Rastatt (kba) – Dank vieler Spenden konnte die Behandlung der fast blinden zweijährigen Amelie beginnen. Erste Erfolge zeigen sich.

„Wo Licht ist, ist oft auch mehr“: Die Hilfsbereitschaft gegenüber Amelie und ihrer Mutter ist groß. Foto: Privat

© kba

„Wo Licht ist, ist oft auch mehr“: Die Hilfsbereitschaft gegenüber Amelie und ihrer Mutter ist groß. Foto: Privat

Von Kerstin Bausch

Wo Licht ist, ist auch mehr.

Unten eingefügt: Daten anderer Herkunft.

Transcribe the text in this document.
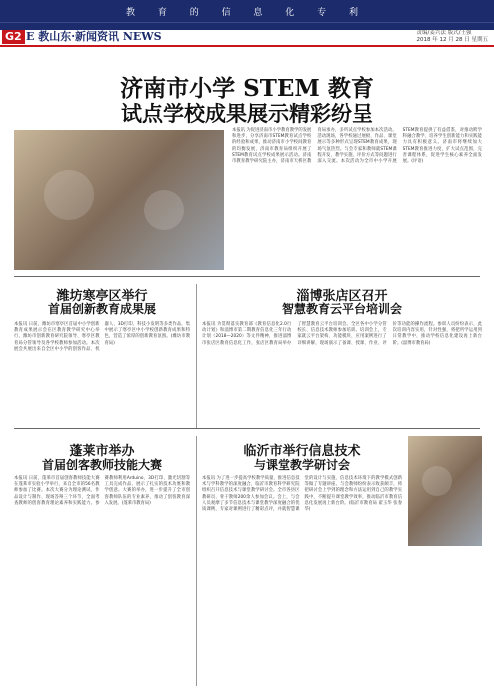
教 育 的 信 息 化 专 利
G2 E 教山东·新闻资讯 NEWS	责编/姜兴法 版式/王强
2018 年 12 月 28 日 星期五
济南市小学 STEM 教育
试点学校成果展示精彩纷呈
本报讯 为促进济南市小学教育教学的发展和进步，分享济南市STEM教育试点学校的经验和成果，推动济南市小学校间教育的均衡发展，济南市教育局组织开展了STEM教育试点学校成果展示活动。济南市教育教学研究院主办，济南市天桥区教育局承办，多所试点学校参加本次活动。活动现场，各学校通过展板、作品、课堂展示等多种形式呈现STEM教育成果，现场气氛热烈。与会专家和教师就STEM课程开发、教学实施、评价方式等问题进行深入交流。本次活动为全市中小学开展STEM教育提供了有益借鉴，对推动跨学科融合教学、培养学生创新能力和实践能力具有积极意义。济南市将继续加大STEM教育推进力度，扩大试点范围，完善课程体系，促进学生核心素养全面发展。(评语)
潍坊寒亭区举行
首届创新教育成果展
本报讯 日前，潍坊市寒亭区首届中小学创新教育成果展示会在区教育教学研究中心举行，潍坊市创新教育研究院领导、寒亭区教育局分管领导及各学校教师参加活动。本次展会共展出来自全区中小学的创客作品、机器人、3D打印、科技小发明等多类作品，集中展示了寒亭区中小学校创新教育成果和特色，营造了浓厚的创新教育氛围。(潍坊市教育局)
淄博张店区召开
智慧教育云平台培训会
本报讯 为贯彻落实教育部《教育信息化2.0行动计划》和淄博市第二期教育信息化三年行动计划（2018—2020）等文件精神，推进淄博市张店区教育信息化工作，张店区教育局举办了智慧教育云平台培训会。全区各中小学分管校长、信息技术教师参加培训。培训会上，专家就云平台架构、功能模块、应用案例进行了详细讲解，现场演示了备课、授课、作业、评价等功能的操作流程。参训人员纷纷表示，此次培训内容实用，针对性强，将把所学运用到日常教学中，推动学校信息化建设再上新台阶。(淄博市教育局)
蓬莱市举办
首届创客教师技能大赛
本报讯 日前，蓬莱市首届创客教师技能大赛在蓬莱市实验小学举行，来自全市的56名教师参加了比赛。本次大赛分为理论测试、作品设计与制作、现场答辩三个环节，全面考查教师的创客教育理论素养和实践能力。参赛教师利用Arduino、3D打印、激光切割等工具完成作品，展示了扎实的技术功底和教学创意。大赛的举办，进一步提升了全市创客教师队伍的专业素养，推动了创客教育深入发展。(蓬莱市教育局)
临沂市举行信息技术
与课堂教学研讨会
本报讯 为了进一步提高学校教学质量，推进信息技术与学科教学的深度融合，临沂市教育科学研究院组织召开信息技术与课堂教学研讨会。全市各县区教研员、骨干教师200余人参加会议。会上，与会人员观摩了多节信息技术与课堂教学深度融合的优质课例，专家对课例进行了精彩点评，并就智慧课堂的设计与实施、信息技术环境下的教学模式创新等做了专题讲座。与会教师纷纷表示收获颇丰，将把研讨会上学到的理念和方法运用到自己的教学实践中，不断提升课堂教学效率，推动临沂市教育信息化发展再上新台阶。(临沂市教育局 翟玉华 张春华)
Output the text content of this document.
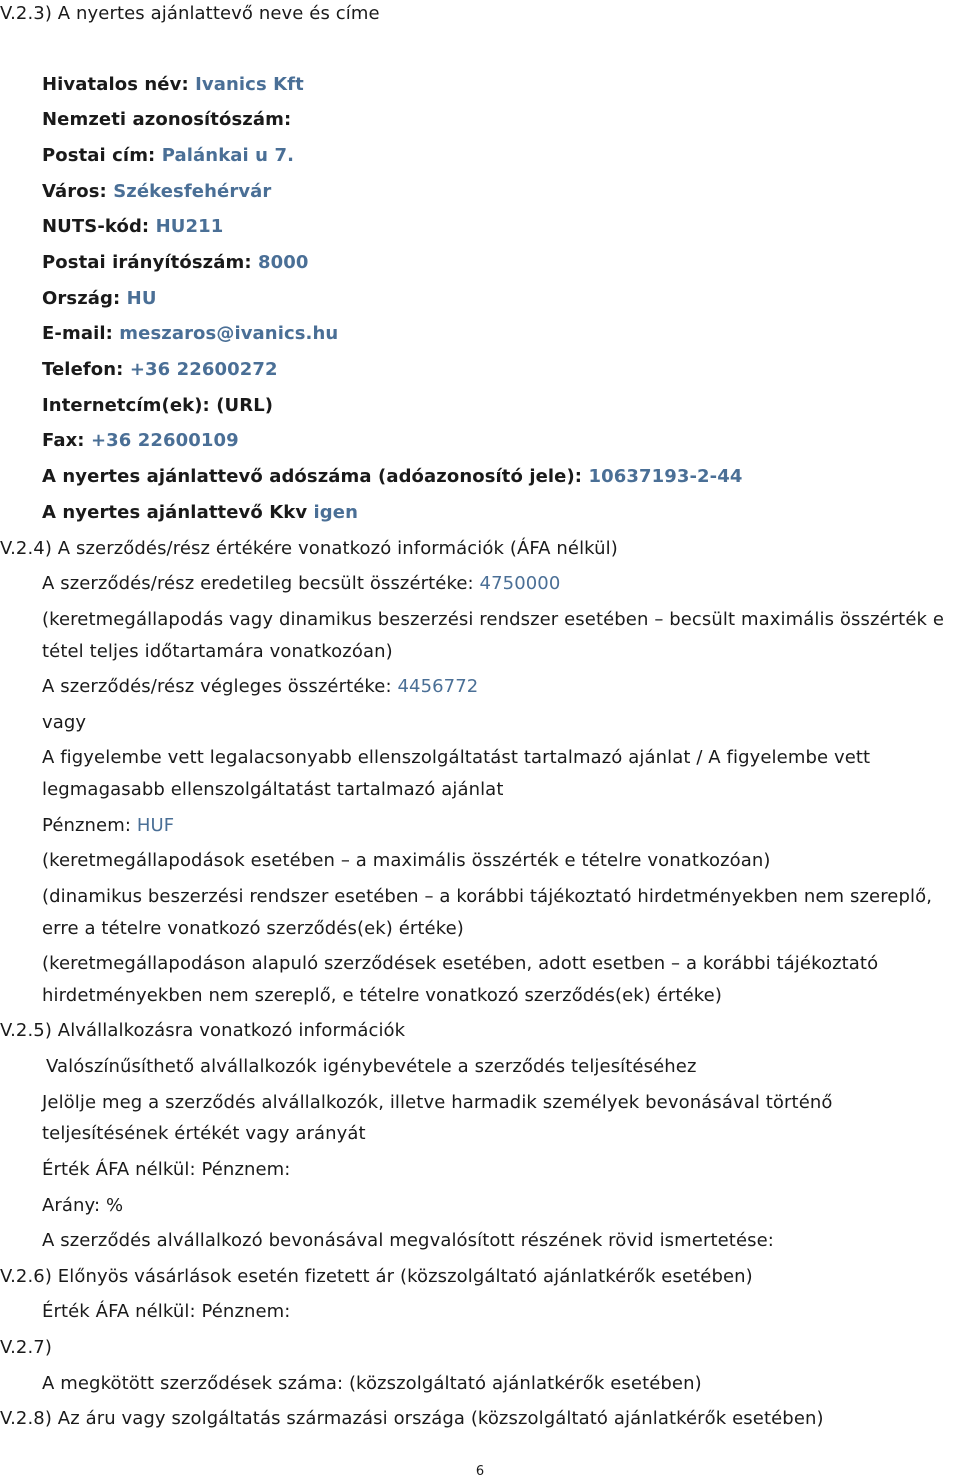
V.2.3) A nyertes ajánlattevő neve és címe
Hivatalos név: Ivanics Kft
Nemzeti azonosítószám:
Postai cím: Palánkai u 7.
Város: Székesfehérvár
NUTS-kód: HU211
Postai irányítószám: 8000
Ország: HU
E-mail: meszaros@ivanics.hu
Telefon: +36 22600272
Internetcím(ek): (URL)
Fax: +36 22600109
A nyertes ajánlattevő adószáma (adóazonosító jele): 10637193-2-44
A nyertes ajánlattevő Kkv igen
V.2.4) A szerződés/rész értékére vonatkozó információk (ÁFA nélkül)
A szerződés/rész eredetileg becsült összértéke: 4750000
(keretmegállapodás vagy dinamikus beszerzési rendszer esetében – becsült maximális összérték e
tétel teljes időtartamára vonatkozóan)
A szerződés/rész végleges összértéke: 4456772
vagy
A figyelembe vett legalacsonyabb ellenszolgáltatást tartalmazó ajánlat / A figyelembe vett
legmagasabb ellenszolgáltatást tartalmazó ajánlat
Pénznem: HUF
(keretmegállapodások esetében – a maximális összérték e tételre vonatkozóan)
(dinamikus beszerzési rendszer esetében – a korábbi tájékoztató hirdetményekben nem szereplő,
erre a tételre vonatkozó szerződés(ek) értéke)
(keretmegállapodáson alapuló szerződések esetében, adott esetben – a korábbi tájékoztató
hirdetményekben nem szereplő, e tételre vonatkozó szerződés(ek) értéke)
V.2.5) Alvállalkozásra vonatkozó információk
Valószínűsíthető alvállalkozók igénybevétele a szerződés teljesítéséhez
Jelölje meg a szerződés alvállalkozók, illetve harmadik személyek bevonásával történő
teljesítésének értékét vagy arányát
Érték ÁFA nélkül: Pénznem:
Arány: %
A szerződés alvállalkozó bevonásával megvalósított részének rövid ismertetése:
V.2.6) Előnyös vásárlások esetén fizetett ár (közszolgáltató ajánlatkérők esetében)
Érték ÁFA nélkül: Pénznem:
V.2.7)
A megkötött szerződések száma: (közszolgáltató ajánlatkérők esetében)
V.2.8) Az áru vagy szolgáltatás származási országa (közszolgáltató ajánlatkérők esetében)
6
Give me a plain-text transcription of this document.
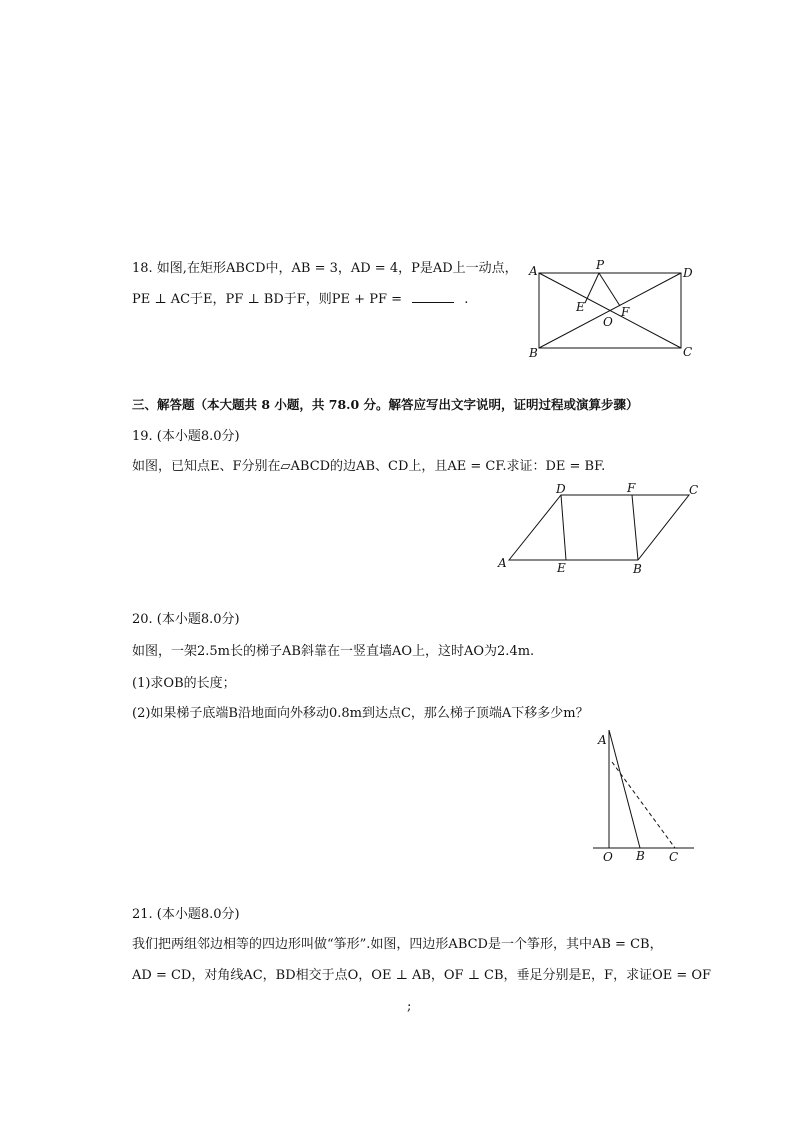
18. 如图,在矩形ABCD中，AB = 3，AD = 4，P是AD上一动点，
PE ⊥ AC于E，PF ⊥ BD于F，则PE + PF =	.
A	D
B	C
P
E	F
O
三、解答题（本大题共 8 小题，共 78.0 分。解答应写出文字说明，证明过程或演算步骤）
19. (本小题8.0分)
如图，已知点E、F分别在▱ABCD的边AB、CD上，且AE = CF.求证：DE = BF.
A	E	B
D	F	C
20. (本小题8.0分)
如图，一架2.5m长的梯子AB斜靠在一竖直墙AO上，这时AO为2.4m.
(1)求OB的长度；
(2)如果梯子底端B沿地面向外移动0.8m到达点C，那么梯子顶端A下移多少m？
A
O B C
21. (本小题8.0分)
我们把两组邻边相等的四边形叫做“筝形”.如图，四边形ABCD是一个筝形，其中AB = CB，
AD = CD，对角线AC，BD相交于点O，OE ⊥ AB，OF ⊥ CB，垂足分别是E，F，求证OE = OF
;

So ließen sich mit einem Zitat der Mutter von Amelie, kurz und ohne medizinischen Jargon zu bemühen, die positiven Effekte der ersten von mindestens vier Behandlungen in einer Spezial-Augenklinik in Berlin zusammenfassen. Die zweijährige Tochter wurde mit einer schweren septooptischen Dysplasie, kurz SOD, geboren, bei der der Sehnerv unterentwickelt ist, Nervenfasern und -zellen dezimiert sind. Zwar können Nerven, egal ob beschädigt oder insuffizient, nicht wieder hergestellt, dank einer neuartigen Behandlung aber selbst abgestorbene Nervenzellen reaktiviert und gestärkt werden.
Die Hoffnung ist, das Gehirn so stimulieren zu können, dass es einen Teil der Sehkraft durch alternative Verbindungen wiederzustellen versucht. „Ich hatte schon immer den Eindruck, dass Amelie auf Licht reagiert“, erklärt Annette F. hinsichtlich der neuesten Erkenntnisse zum Sehvermögen ihrer Zweijährigen.